Srichand: Between 1985 and 1987, we acquired Ashok Leyland, Gulf, Indian Explosives… that was a time when few investors had confidence in India. But we knew that things would happen. And they happened from the ’90s. That’s how we got into banking.

Gopichand: But India was not ready at that time. It’s only now that we have begun focussing more actively on India. The reasons are very clear: GDP growth, growth in virtually every industrial sector.

Srichand: We have been analysing the global market. We have been investors. Wherever we are keen to invest, we analyse what’s going to happen—politically and economically. That’s how we analysed India, way back when the cold war was coming to an end… it’s not as if we dreamt something up, got up one fine day and said: ‘India is going to boom, let’s focus here.’ It’s been absolutely well thought out.

Between 1995 and 2004, a lot of investors entered India, and many went back. They didn’t realise that India has a parallel economy that’s not visible. Only accountable statistics were available. What about the unaccountable economy, which is much, much larger.

Today, India has great potential and opportunity. Look at infrastructure—it will need a minimum of a trillion dollars. 15 years ago, I said we would need $150 billion (for infrastructurecreation), and people were laughing. We are investors wherever we see opportunity. And we are a private company. We are still a joint family (spanning three generations), our investments have been diversified—for decades. Money is not a problem for us. And you saw that (when we bid $20 billion for Hutch). But we have always believed in one thing: The day we made our first investment in India, we were clear: We will never touch a familyowned group

Gopichand: We will not make hostile takeovers.

On the plans for India:

Gopichand: Our founder started the group in 1914. By 2014, we will complete 100 years. Our objective is to create a totally unique model in these seven years. We would like to grow by investing up to $100 billion till 2014, with many more listed companies

On the group’s culture and business model:

Gopichand: We are a private company (so we don’t disclose our balance sheet). Balance sheet kaun dikhati haijisko paise ki jaroorat hai (only those who need money show their balance sheet). The group has three very strong strengths. One is liquidity, another is our experience in all businesses, except alcohol, tobacco and meat, and the third one is to bring great investors along with us.

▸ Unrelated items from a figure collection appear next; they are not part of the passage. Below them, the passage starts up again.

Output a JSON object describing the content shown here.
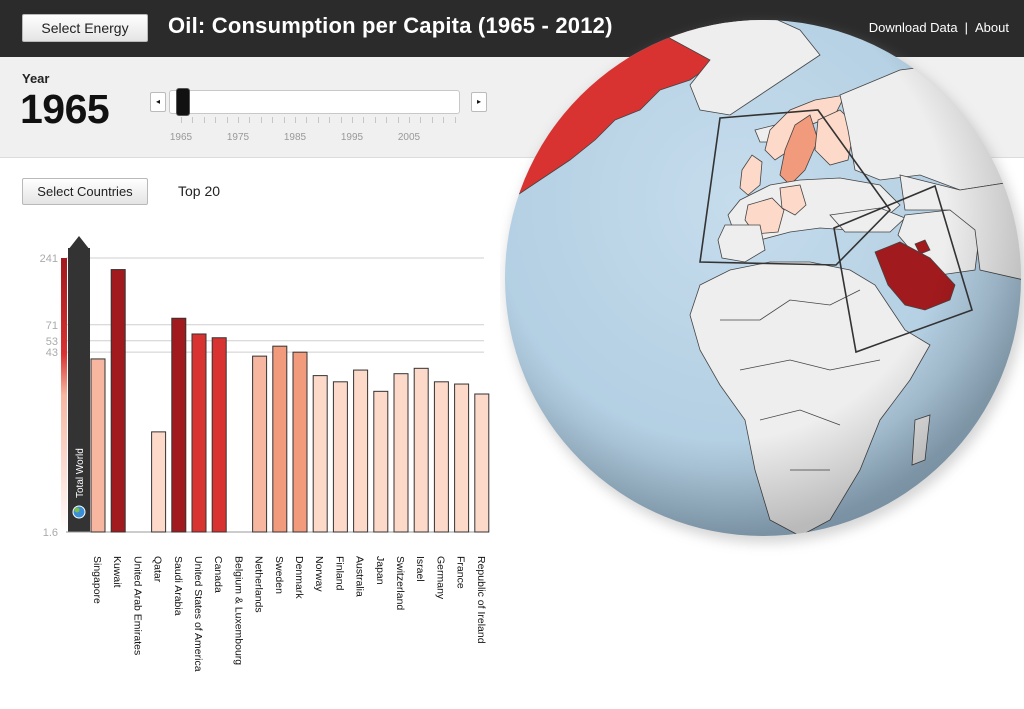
{
  "header": {
    "select_energy_label": "Select Energy",
    "title": "Oil: Consumption per Capita (1965 - 2012)",
    "download_label": "Download Data",
    "separator": "|",
    "about_label": "About"
  },
  "year_panel": {
    "label": "Year",
    "value": "1965",
    "prev_icon": "◂",
    "next_icon": "▸",
    "tick_labels": [
      "1965",
      "1975",
      "1985",
      "1995",
      "2005"
    ]
  },
  "countries": {
    "select_label": "Select Countries",
    "top_label": "Top 20",
    "total_world_label": "Total World"
  },
  "chart_data": {
    "type": "bar",
    "scale": "log",
    "y_tick_labels": [
      "241",
      "71",
      "53",
      "43",
      "1.6"
    ],
    "y_ticks": [
      241,
      71,
      53,
      43,
      1.6
    ],
    "ylim": [
      1.6,
      241
    ],
    "categories": [
      "Singapore",
      "Kuwait",
      "United Arab Emirates",
      "Qatar",
      "Saudi Arabia",
      "United States of America",
      "Canada",
      "Belgium & Luxembourg",
      "Netherlands",
      "Sweden",
      "Denmark",
      "Norway",
      "Finland",
      "Australia",
      "Japan",
      "Switzerland",
      "Israel",
      "Germany",
      "France",
      "Republic of Ireland"
    ],
    "values": [
      38,
      195,
      1.6,
      10,
      80,
      60,
      56,
      1.6,
      40,
      48,
      43,
      28,
      25,
      31,
      21,
      29,
      32,
      25,
      24,
      20
    ],
    "colors": [
      "#f7b6a0",
      "#a11a1d",
      "#ffffff",
      "#fdd9c9",
      "#a11a1d",
      "#d93331",
      "#d93331",
      "#ffffff",
      "#f7b6a0",
      "#f29a7c",
      "#f29a7c",
      "#fdd9c9",
      "#fdd9c9",
      "#fdd9c9",
      "#fdd9c9",
      "#fdd9c9",
      "#fdd9c9",
      "#fdd9c9",
      "#fdd9c9",
      "#fdd9c9"
    ]
  },
  "icons": {
    "globe": "globe-icon",
    "prev": "caret-left-icon",
    "next": "caret-right-icon"
  },
  "colors": {
    "header_bg": "#2b2b2b",
    "panel_bg": "#f0f0f0",
    "ocean": "#b8d2e5",
    "land": "#eeeeee",
    "dark_red": "#a11a1d",
    "red": "#d93331",
    "light_red": "#fdd9c9"
  }
}
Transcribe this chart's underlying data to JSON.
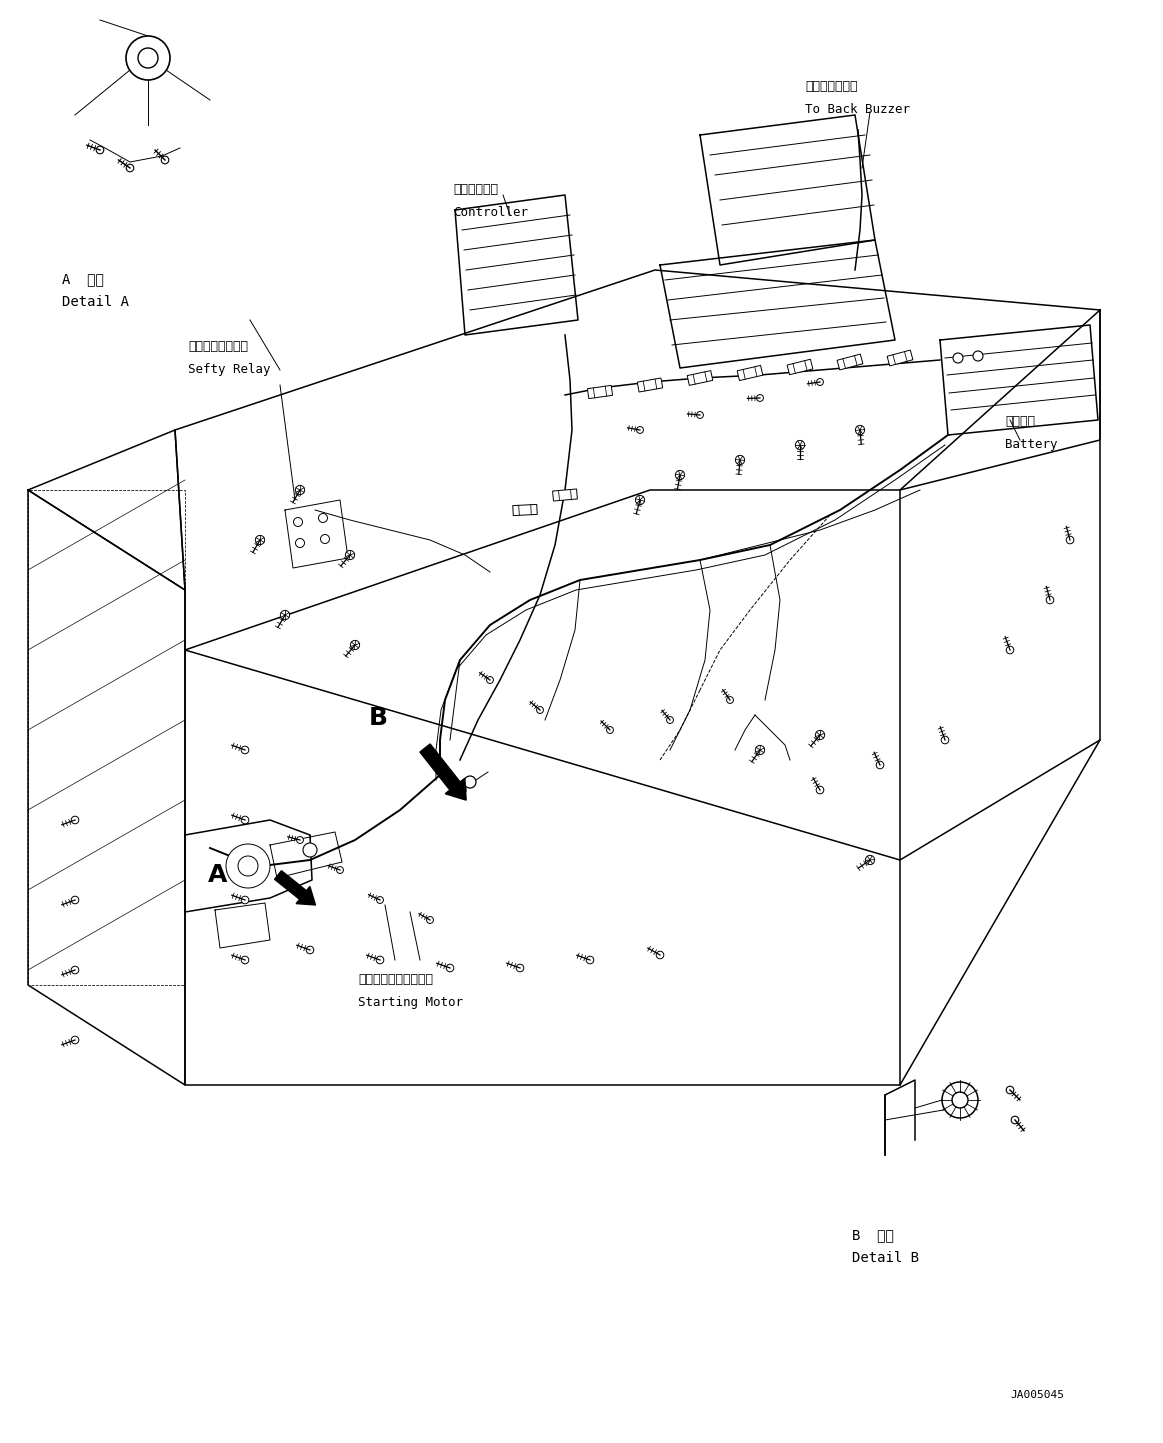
{
  "bg_color": "#ffffff",
  "line_color": "#000000",
  "figsize": [
    11.63,
    14.43
  ],
  "dpi": 100,
  "labels": {
    "detail_a_jp": "A  詳細",
    "detail_a_en": "Detail A",
    "detail_b_jp": "B  詳細",
    "detail_b_en": "Detail B",
    "back_buzzer_jp": "バックブザーへ",
    "back_buzzer_en": "To Back Buzzer",
    "controller_jp": "コントローラ",
    "controller_en": "Controller",
    "sefty_relay_jp": "セーフティリレー",
    "sefty_relay_en": "Sefty Relay",
    "battery_jp": "バッテリ",
    "battery_en": "Battery",
    "starting_motor_jp": "スターティングモータ",
    "starting_motor_en": "Starting Motor",
    "label_a": "A",
    "label_b": "B",
    "part_number": "JA005045"
  },
  "font_sizes": {
    "label": 9,
    "part_number": 8,
    "big_label": 18
  }
}
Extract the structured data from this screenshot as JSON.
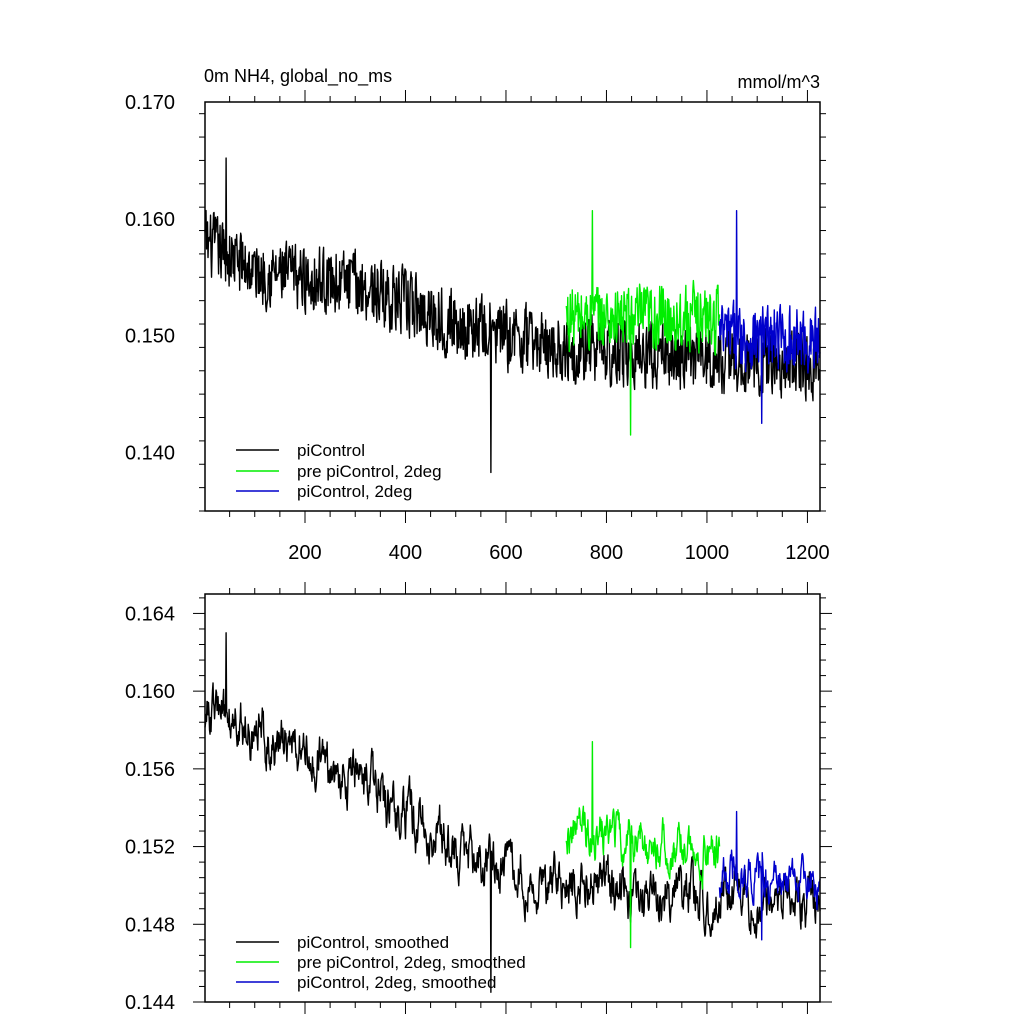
{
  "chart_data": [
    {
      "type": "line",
      "title": "0m NH4, global_no_ms",
      "units_label": "mmol/m^3",
      "xlim": [
        1,
        1225
      ],
      "ylim": [
        0.135,
        0.17
      ],
      "y_tick_labels": [
        "0.140",
        "0.150",
        "0.160",
        "0.170"
      ],
      "x_tick_labels": [
        "200",
        "400",
        "600",
        "800",
        "1000",
        "1200"
      ],
      "grid": false,
      "legend_position": "bottom-left",
      "series": [
        {
          "name": "piControl",
          "color": "#000000",
          "x_range": [
            1,
            1225
          ],
          "trend": [
            [
              1,
              0.158
            ],
            [
              100,
              0.1555
            ],
            [
              300,
              0.1545
            ],
            [
              500,
              0.151
            ],
            [
              700,
              0.149
            ],
            [
              1000,
              0.148
            ],
            [
              1225,
              0.1475
            ]
          ],
          "noise_amplitude": 0.0035,
          "extremes": [
            [
              0.1652
            ],
            [
              0.1383
            ]
          ]
        },
        {
          "name": "pre piControl, 2deg",
          "color": "#00ee00",
          "x_range": [
            720,
            1025
          ],
          "trend": [
            [
              720,
              0.1515
            ],
            [
              1025,
              0.1515
            ]
          ],
          "noise_amplitude": 0.0035,
          "extremes": [
            [
              0.1607
            ],
            [
              0.1415
            ]
          ]
        },
        {
          "name": "piControl, 2deg",
          "color": "#0000cc",
          "x_range": [
            1025,
            1225
          ],
          "trend": [
            [
              1025,
              0.15
            ],
            [
              1225,
              0.1495
            ]
          ],
          "noise_amplitude": 0.0035,
          "extremes": [
            [
              0.1607
            ],
            [
              0.1425
            ]
          ]
        }
      ]
    },
    {
      "type": "line",
      "xlim": [
        1,
        1225
      ],
      "ylim": [
        0.144,
        0.165
      ],
      "y_tick_labels": [
        "0.144",
        "0.148",
        "0.152",
        "0.156",
        "0.160",
        "0.164"
      ],
      "grid": false,
      "legend_position": "bottom-left",
      "series": [
        {
          "name": "piControl, smoothed",
          "color": "#000000",
          "x_range": [
            1,
            1225
          ],
          "trend": [
            [
              1,
              0.159
            ],
            [
              100,
              0.158
            ],
            [
              300,
              0.1555
            ],
            [
              500,
              0.152
            ],
            [
              700,
              0.15
            ],
            [
              1000,
              0.1495
            ],
            [
              1225,
              0.149
            ]
          ],
          "noise_amplitude": 0.0018,
          "extremes": [
            [
              0.163
            ],
            [
              0.1445
            ]
          ]
        },
        {
          "name": "pre piControl, 2deg, smoothed",
          "color": "#00ee00",
          "x_range": [
            720,
            1025
          ],
          "trend": [
            [
              720,
              0.153
            ],
            [
              1025,
              0.1515
            ]
          ],
          "noise_amplitude": 0.0016,
          "extremes": [
            [
              0.1574
            ],
            [
              0.1468
            ]
          ]
        },
        {
          "name": "piControl, 2deg, smoothed",
          "color": "#0000cc",
          "x_range": [
            1025,
            1225
          ],
          "trend": [
            [
              1025,
              0.1505
            ],
            [
              1225,
              0.15
            ]
          ],
          "noise_amplitude": 0.0015,
          "extremes": [
            [
              0.1538
            ],
            [
              0.1472
            ]
          ]
        }
      ]
    }
  ]
}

Whether they’re investment companies or whether they’re kingdoms, they’d be happy to come with us because of the faith and confidence they have in us. These three strengths put together makes every kind of deal possible for us. We are not dependent on banks.

Srichand: We are neither pro- or anti- any political party anywhere in the world.

Gopichand: If you know how to manage the environment you can grow much faster. But so far we have not practised this, and never will.

Srichand: First comes the family. Then comes economic growth (wherever we are investing). The third is God. Fortunately or unfortunately, in Sanskrit there is no word like religion. We do not follow any religion. We follow the five elements… Nothing belongs to any family member. Everything belongs to everyone. There is no partnership, no percentage.

On governments and growth:

Srichand: No government deserves credit for the success of the IT services industry. Or the $25-30 billion that is remitted into India annually—that is again thanks to the prosperity of the Indians abroad.